The Substance: la re-invenzione del Doppelgänger

In The Substance, la regista Coralie Fargeat fonde body horror e techno-horror in un’esplorazione critica dell’identità, della tecnologia e della mercificazione del sé. Il lavoro di Fargeat non si limita ad abbracciare il grottesco, ma lo utilizza per interrogare i confini precari tra identità e artificio. Attraverso Elisabeth Sparkle (Demi Moore) e la sua inquietante “altra sé”, Sue (Margaret Qualley), il film costruisce una riflessione sulla fragilità dell’identità nell’era della perfezione mediatica, e una critica femminista alle pressioni sociali sulle donne per mantenere gioventù e bellezza.

La Trama: Il Conflitto tra Sé e Doppio

Il film segue la storia di Elisabeth Sparkle (Demi Moore), un’attrice che messa da parte dall’industria cinematografica e televisiva per via dell’età, per cercare un modo per ringiovanire e riacquistare visibilità, si affida ad un prodotto sperimentale che promette di creare una versione migliore di sé. Tuttavia, l’effetto collaterale inaspettato è la creazione di Sue (Margaret Qualley) una versione più giovane e vivace di Elisabeth, un doppio con cui si deve scambiare tassativamente ogni 7 giorni. Questo sdoppiamento diventa il fulcro del film, rappresentando non solo un conflitto tra due identità, ma anche una metafora delle pressioni sociali che trasformano il corpo femminile in un oggetto da manipolare e idolatrare.

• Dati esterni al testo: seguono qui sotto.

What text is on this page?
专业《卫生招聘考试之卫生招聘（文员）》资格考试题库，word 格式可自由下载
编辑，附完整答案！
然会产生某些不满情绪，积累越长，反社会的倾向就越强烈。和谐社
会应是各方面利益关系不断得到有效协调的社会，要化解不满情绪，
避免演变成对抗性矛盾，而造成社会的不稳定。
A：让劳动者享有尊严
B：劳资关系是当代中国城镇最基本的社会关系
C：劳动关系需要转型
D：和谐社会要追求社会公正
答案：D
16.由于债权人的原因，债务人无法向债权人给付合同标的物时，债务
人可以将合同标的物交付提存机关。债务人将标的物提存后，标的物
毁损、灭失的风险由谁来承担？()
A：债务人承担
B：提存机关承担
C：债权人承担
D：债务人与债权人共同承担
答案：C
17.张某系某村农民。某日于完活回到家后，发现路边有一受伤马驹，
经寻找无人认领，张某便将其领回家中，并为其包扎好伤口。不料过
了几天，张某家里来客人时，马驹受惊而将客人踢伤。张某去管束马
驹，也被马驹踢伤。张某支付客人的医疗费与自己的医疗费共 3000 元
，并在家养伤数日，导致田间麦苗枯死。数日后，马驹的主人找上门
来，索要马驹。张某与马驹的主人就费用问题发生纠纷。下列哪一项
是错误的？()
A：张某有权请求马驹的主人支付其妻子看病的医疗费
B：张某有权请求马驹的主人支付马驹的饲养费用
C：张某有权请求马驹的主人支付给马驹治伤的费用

Al centro della narrazione c’è quindi la relazione tra Elisabeth e Sue, che funge da rappresentazione letterale e metaforica del doppelgänger. Storicamente radicato nel folklore, il doppelgänger in The Substance assume una veste moderna. È vero che Sue destabilizza il senso di identità e di autonomia della protagonista, ma Fargeat si discosta dalle rappresentazioni tradizionali in cui il doppio è intrinsecamente malvagio. Al contrario, Sue è un luogo di conflitto: in parte è avversaria, e in parte è incarnazione del desiderio stesso di Elizabeth di sottostare alle aspettative culturali e sociali sulla perfezione e sulla giovinezza.

Con lo scorrere della storia, la mutevole dominanza di Elisabeth e Sue all’interno del loro corpo condiviso viene visualizzata attraverso trasformazioni corporee sempre più grottesche. L’inquadratura di Fargeat, con la sua enfasi sulle texture superficiali e sulla fisicità della turgida pelle di Sue, funge da critica satirica al modo in cui il cinema – e per estensione la società tutta – spesso riduce le donne a oggetti visivi. Tuttavia, quella stessa pelle, che inizialmente significa il fascino superficiale di Sue, diventa mostruosa verso il culmine del film, nel tentativo di liberarsi e ribellarsi con violenza agli ideali tradizionali di bellezza.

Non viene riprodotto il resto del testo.